Entonces, incluso un poco de educación en el Dharma puede cambiar profundamente nuestra vida. Nos permite redefinir lo que llamamos felicidad o sufrimiento. Hoy, muchas veces, se define la felicidad como algo que ocurre cuando uno obtiene lo que desea, mientras que el sufrimiento se asocia con lo que impide ese deseo. Pero eso es una visión muy limitada. Hay otra manera de mirar.

La Práctica como Antídoto

Al sentarnos a meditar o al recitar plegarias, lo que hacemos realmente es trabajar con nuestros hábitos, con nuestras tendencias más profundas. Y es importante saber que solo quien ha superado sus instintos —un ser iluminado— puede decirse verdaderamente libre. Los instintos son producto de hábitos, especialmente los malos.

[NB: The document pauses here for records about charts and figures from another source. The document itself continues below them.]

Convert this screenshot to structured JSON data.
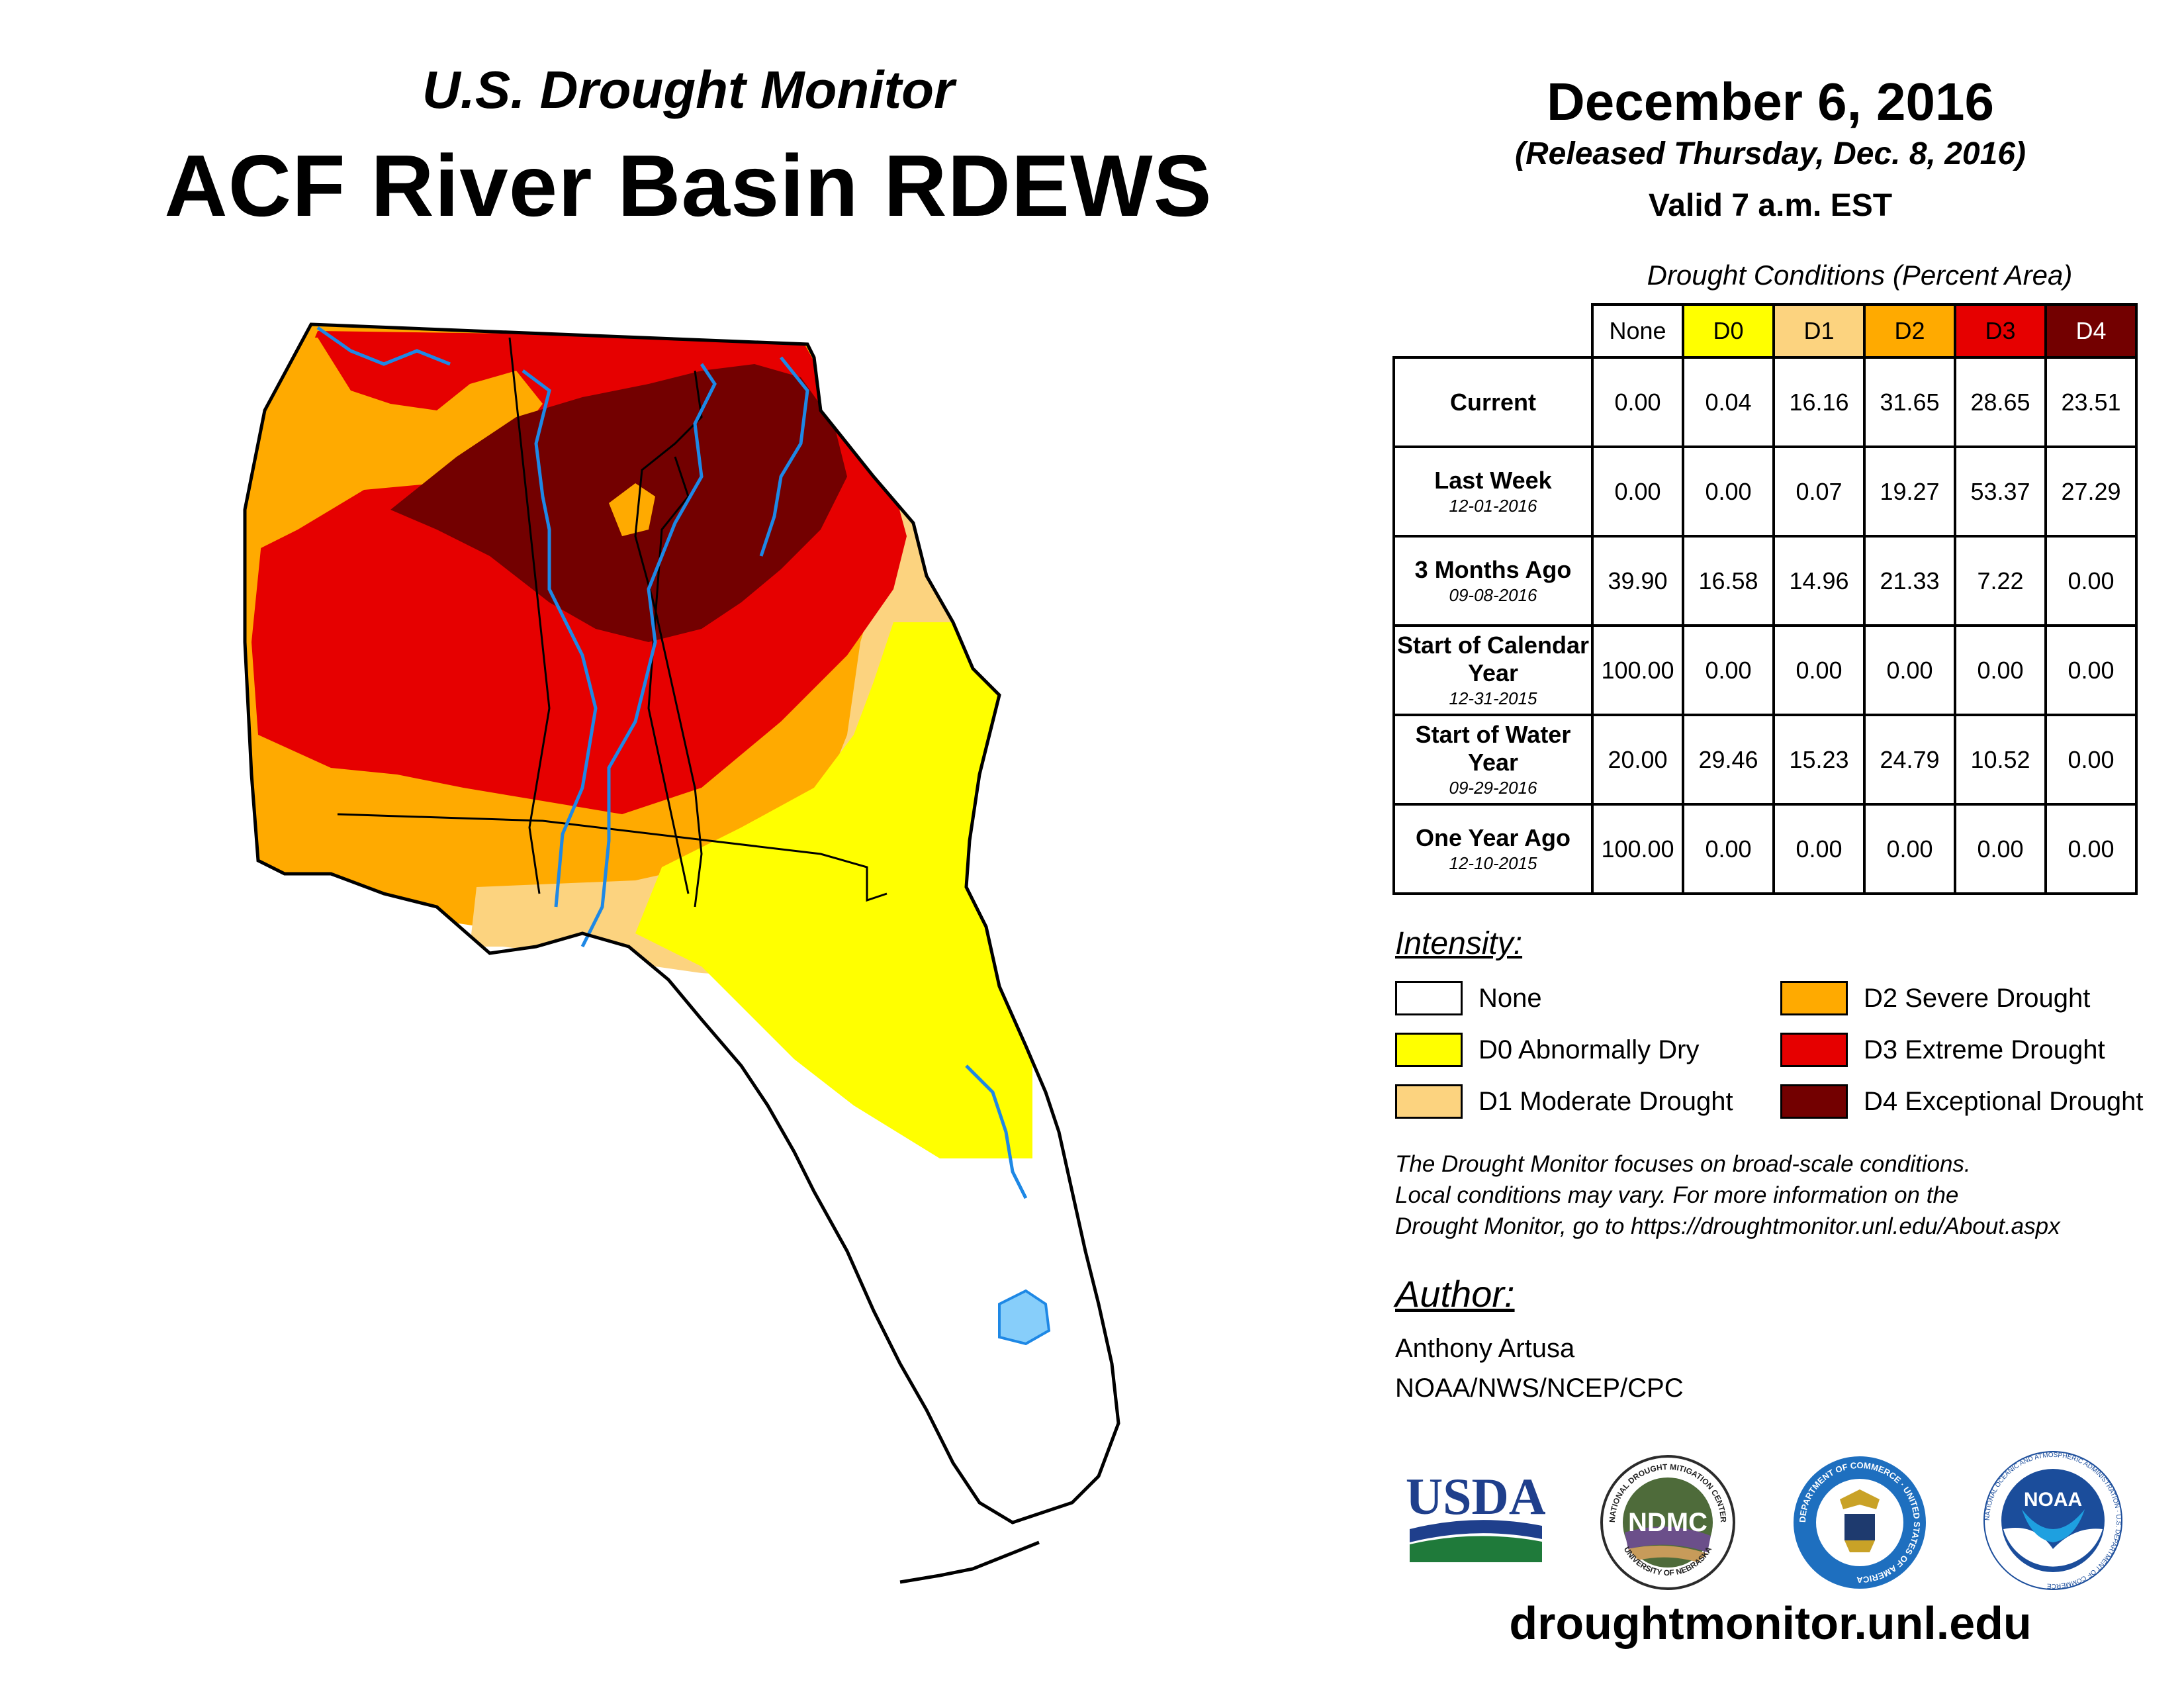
{
  "header": {
    "subtitle": "U.S. Drought Monitor",
    "title": "ACF River Basin RDEWS",
    "date": "December 6, 2016",
    "released": "(Released Thursday, Dec. 8, 2016)",
    "valid": "Valid 7 a.m. EST"
  },
  "table": {
    "caption": "Drought Conditions (Percent Area)",
    "columns": [
      "None",
      "D0",
      "D1",
      "D2",
      "D3",
      "D4"
    ],
    "rows": [
      {
        "label": "Current",
        "date": "",
        "values": [
          "0.00",
          "0.04",
          "16.16",
          "31.65",
          "28.65",
          "23.51"
        ]
      },
      {
        "label": "Last Week",
        "date": "12-01-2016",
        "values": [
          "0.00",
          "0.00",
          "0.07",
          "19.27",
          "53.37",
          "27.29"
        ]
      },
      {
        "label": "3 Months Ago",
        "date": "09-08-2016",
        "values": [
          "39.90",
          "16.58",
          "14.96",
          "21.33",
          "7.22",
          "0.00"
        ]
      },
      {
        "label": "Start of Calendar Year",
        "date": "12-31-2015",
        "values": [
          "100.00",
          "0.00",
          "0.00",
          "0.00",
          "0.00",
          "0.00"
        ]
      },
      {
        "label": "Start of Water Year",
        "date": "09-29-2016",
        "values": [
          "20.00",
          "29.46",
          "15.23",
          "24.79",
          "10.52",
          "0.00"
        ]
      },
      {
        "label": "One Year Ago",
        "date": "12-10-2015",
        "values": [
          "100.00",
          "0.00",
          "0.00",
          "0.00",
          "0.00",
          "0.00"
        ]
      }
    ]
  },
  "legend": {
    "title": "Intensity:",
    "items": [
      {
        "label": "None",
        "color": "#ffffff"
      },
      {
        "label": "D0 Abnormally Dry",
        "color": "#ffff00"
      },
      {
        "label": "D1 Moderate Drought",
        "color": "#fcd37f"
      },
      {
        "label": "D2 Severe Drought",
        "color": "#ffaa00"
      },
      {
        "label": "D3 Extreme Drought",
        "color": "#e60000"
      },
      {
        "label": "D4 Exceptional Drought",
        "color": "#730000"
      }
    ]
  },
  "note": {
    "line1": "The Drought Monitor focuses on broad-scale conditions.",
    "line2": "Local conditions may vary. For more information on the",
    "line3": "Drought Monitor, go to https://droughtmonitor.unl.edu/About.aspx"
  },
  "author": {
    "label": "Author:",
    "name": "Anthony Artusa",
    "org": "NOAA/NWS/NCEP/CPC"
  },
  "logos": {
    "usda": "USDA",
    "ndmc": "NDMC",
    "ndmc_ring_top": "NATIONAL DROUGHT MITIGATION CENTER",
    "ndmc_ring_bottom": "UNIVERSITY OF NEBRASKA",
    "doc_ring": "DEPARTMENT OF COMMERCE · UNITED STATES OF AMERICA",
    "noaa": "NOAA",
    "noaa_ring": "NATIONAL OCEANIC AND ATMOSPHERIC ADMINISTRATION · U.S. DEPARTMENT OF COMMERCE"
  },
  "site": "droughtmonitor.unl.edu"
}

Hay una frase en una película india que dice: “El hierro corta al hierro”. Del mismo modo, los malos hábitos solo se transforman mediante buenos hábitos. Practicar es repetir, una y otra vez, hasta que las buenas acciones se vuelven naturales.

Perdonarnos, Comprendernos

Mientras tanto, debemos aprender a perdonarnos. Si surge el enojo o los celos, no hay problema —siempre que no los alimentemos con palabras o acciones. Los hábitos están ahí, y no se trata de eliminarlos de un día para el otro, sino de no actuar a partir de ellos. Eso es lo importante.

Nuestro comportamiento, lo que elegimos hacer cuando surgen esas emociones, es lo que cuenta. Como cualquier otra cosa, también eso se entrena, se practica.

Un Mensaje para Compartir

Con eso dicho, les deseo un gran día. Que tengan una jornada significativa. Y si tienen hijos o nietos, cuéntenles estas historias. Díganles: “¿Sabías esto? Tengo algo que contarte”. Transmitir sabiduría es una forma de cuidar. Si ya lo haces, gracias. Si aún no, tal vez hoy sea un buen día para comenzar.

Gracias a todos por estar aquí esta mañana. Que tengan un hermoso día.